Jeong In-Chang savaşa girmeden önce bir an kendi kendine gülümsedi.

Sustur.

Prensesin dokunuşuyla büyük kapı açılmaya başladı.

Daha sonra.

Açılan kapıdan bunu hissedebiliyordu.

“Ne oldu…”

Korkunç bir aura.

Ve aralıktan gördüğü manzara…

“Bu da nedir böyle...”

...cehennem.

***

“...”

Odada sessizlik vardı.

Cemiyet'te olması gereken Odin, Baldur'un odasında oturuyordu.

Tek gözüyle sessizce Baldur'a bakıyordu.

Baldur merakla sessizce oturdu.

'Önce ne sormalıyım?'

O kadar çok sorusu vardı ki, önce hangisini soracağını bilemedi.

Nereden başlaması gerekiyordu?

'Belki de neden birdenbire beni oğlu olarak tanıdı?'

Bu, Avcı kavramı bile ortaya çıkmadan önce Kore'de öne çıkan, kendi kendini yetiştirmiş bir adamdı.

Jang Hyo-Jin.

Ancak bu mükemmel adamın yaptığı bir hata varsa, saklamak isteyeceği bir sır varsa o da kendisiydi.

Baldur.

Daha sonra, Avcılar ortaya çıkıp Jang Hyo-Jin daha da yüksek bir pozisyona yükseldikçe Baldur, Cemiyet Başkanının daha da fazla saklamak zorunda olduğu bir sır haline gelmişti.

Fakat...

'Güç kazandım.'

Oh Hyeong-Seok güç kazanmıştı.

Jang Hyo-Jin, başıboş Avcılar arasında bile fark edilecek kadar güç kazanmış biri olduğundan, utancını gizlemek için onu öldürmedi, yaşamasına izin verdi.

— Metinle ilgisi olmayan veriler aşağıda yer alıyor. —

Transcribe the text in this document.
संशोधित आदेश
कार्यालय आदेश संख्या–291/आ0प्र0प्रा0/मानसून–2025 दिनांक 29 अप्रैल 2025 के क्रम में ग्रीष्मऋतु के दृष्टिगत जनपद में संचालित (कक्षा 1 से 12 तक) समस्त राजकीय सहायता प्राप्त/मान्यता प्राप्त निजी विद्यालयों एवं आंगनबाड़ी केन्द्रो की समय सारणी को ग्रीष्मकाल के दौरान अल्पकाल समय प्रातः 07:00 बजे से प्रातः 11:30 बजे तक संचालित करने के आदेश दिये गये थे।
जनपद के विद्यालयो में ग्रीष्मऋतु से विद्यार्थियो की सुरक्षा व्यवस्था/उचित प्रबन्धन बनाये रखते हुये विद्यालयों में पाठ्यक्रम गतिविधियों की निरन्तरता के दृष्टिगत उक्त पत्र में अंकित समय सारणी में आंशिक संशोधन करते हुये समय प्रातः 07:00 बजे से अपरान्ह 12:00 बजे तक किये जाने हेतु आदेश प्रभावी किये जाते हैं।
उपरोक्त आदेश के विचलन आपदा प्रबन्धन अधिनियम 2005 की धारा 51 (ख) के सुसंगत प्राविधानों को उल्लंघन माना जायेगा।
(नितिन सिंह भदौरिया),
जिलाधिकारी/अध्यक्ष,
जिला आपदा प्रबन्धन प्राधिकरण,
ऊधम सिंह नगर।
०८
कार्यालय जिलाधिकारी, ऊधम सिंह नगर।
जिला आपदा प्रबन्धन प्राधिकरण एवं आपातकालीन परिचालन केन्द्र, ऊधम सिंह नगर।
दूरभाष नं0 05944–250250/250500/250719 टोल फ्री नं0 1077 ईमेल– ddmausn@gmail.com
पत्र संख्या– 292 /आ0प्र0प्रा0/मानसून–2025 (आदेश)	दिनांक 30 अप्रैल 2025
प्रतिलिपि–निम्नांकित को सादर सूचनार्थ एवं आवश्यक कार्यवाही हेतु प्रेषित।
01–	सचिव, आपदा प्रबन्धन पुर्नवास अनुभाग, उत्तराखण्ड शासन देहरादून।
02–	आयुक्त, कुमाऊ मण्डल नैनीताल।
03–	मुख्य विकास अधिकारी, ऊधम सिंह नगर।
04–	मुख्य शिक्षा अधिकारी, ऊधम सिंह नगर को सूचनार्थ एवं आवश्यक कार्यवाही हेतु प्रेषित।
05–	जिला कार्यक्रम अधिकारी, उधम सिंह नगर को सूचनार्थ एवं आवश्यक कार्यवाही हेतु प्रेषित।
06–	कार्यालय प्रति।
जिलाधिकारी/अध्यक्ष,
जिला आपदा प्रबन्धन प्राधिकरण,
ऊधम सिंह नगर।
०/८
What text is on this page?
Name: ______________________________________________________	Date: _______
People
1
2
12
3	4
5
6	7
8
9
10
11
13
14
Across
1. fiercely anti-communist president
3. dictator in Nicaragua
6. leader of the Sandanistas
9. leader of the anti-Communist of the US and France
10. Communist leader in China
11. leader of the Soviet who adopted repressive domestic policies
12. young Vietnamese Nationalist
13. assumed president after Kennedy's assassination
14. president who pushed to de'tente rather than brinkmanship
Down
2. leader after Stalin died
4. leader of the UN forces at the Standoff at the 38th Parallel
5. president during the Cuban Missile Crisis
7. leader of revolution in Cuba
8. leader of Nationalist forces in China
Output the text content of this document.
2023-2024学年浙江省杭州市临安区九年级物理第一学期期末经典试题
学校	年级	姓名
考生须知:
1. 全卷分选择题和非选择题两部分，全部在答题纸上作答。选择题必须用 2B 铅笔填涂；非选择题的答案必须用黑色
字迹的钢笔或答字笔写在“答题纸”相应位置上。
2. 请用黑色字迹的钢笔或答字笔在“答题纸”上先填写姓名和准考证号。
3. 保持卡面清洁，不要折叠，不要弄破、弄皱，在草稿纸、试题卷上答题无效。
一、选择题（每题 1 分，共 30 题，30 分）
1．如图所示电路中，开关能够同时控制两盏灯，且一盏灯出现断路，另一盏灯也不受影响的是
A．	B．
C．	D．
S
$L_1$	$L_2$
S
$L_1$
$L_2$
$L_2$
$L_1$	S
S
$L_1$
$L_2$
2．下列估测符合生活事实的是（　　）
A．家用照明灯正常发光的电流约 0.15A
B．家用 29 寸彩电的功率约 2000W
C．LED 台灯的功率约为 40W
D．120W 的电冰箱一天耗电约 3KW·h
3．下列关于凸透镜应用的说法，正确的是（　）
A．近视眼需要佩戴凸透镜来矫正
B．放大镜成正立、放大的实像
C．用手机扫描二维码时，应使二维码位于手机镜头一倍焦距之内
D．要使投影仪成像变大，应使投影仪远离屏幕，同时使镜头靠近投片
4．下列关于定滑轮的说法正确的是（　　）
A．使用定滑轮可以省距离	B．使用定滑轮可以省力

'Eğer takdir edilmek istiyorsanız, o zaman beni buna değer olduğunuza ikna etmeye çalışın.'

Odin onu Cemiyet'e ve Asgard'a kabul etmiş ve yanında tutmuştu.

Ancak Baldur bunun herhangi bir şekilde ayrıcalıklı olduğu için değil, gözetleme amaçlı olduğunu biliyordu.

Yine de tanınmak için yorulmadan çalıştı.

Fakat.

“Gerçekten mi demek istiyorsun?”

Sonunda Baldur ilk sorusuna karar vermişti.

“Gerçekten beni böyle mi kabul ediyorsun?”

Bütün çabaları boşa gitmiş gibi görünüyordu.

Sanki onunla ilgili her şey, o kadar zorlu bir şekilde tamamladığı tırmanıştan geliyormuş gibiydi.

Ancak o bunu istemedi.

Böyle değil.

“Bu şekilde onayını almak istemedim.”

Odin, Baldur'un sulu bakışlarına sessizce baktı.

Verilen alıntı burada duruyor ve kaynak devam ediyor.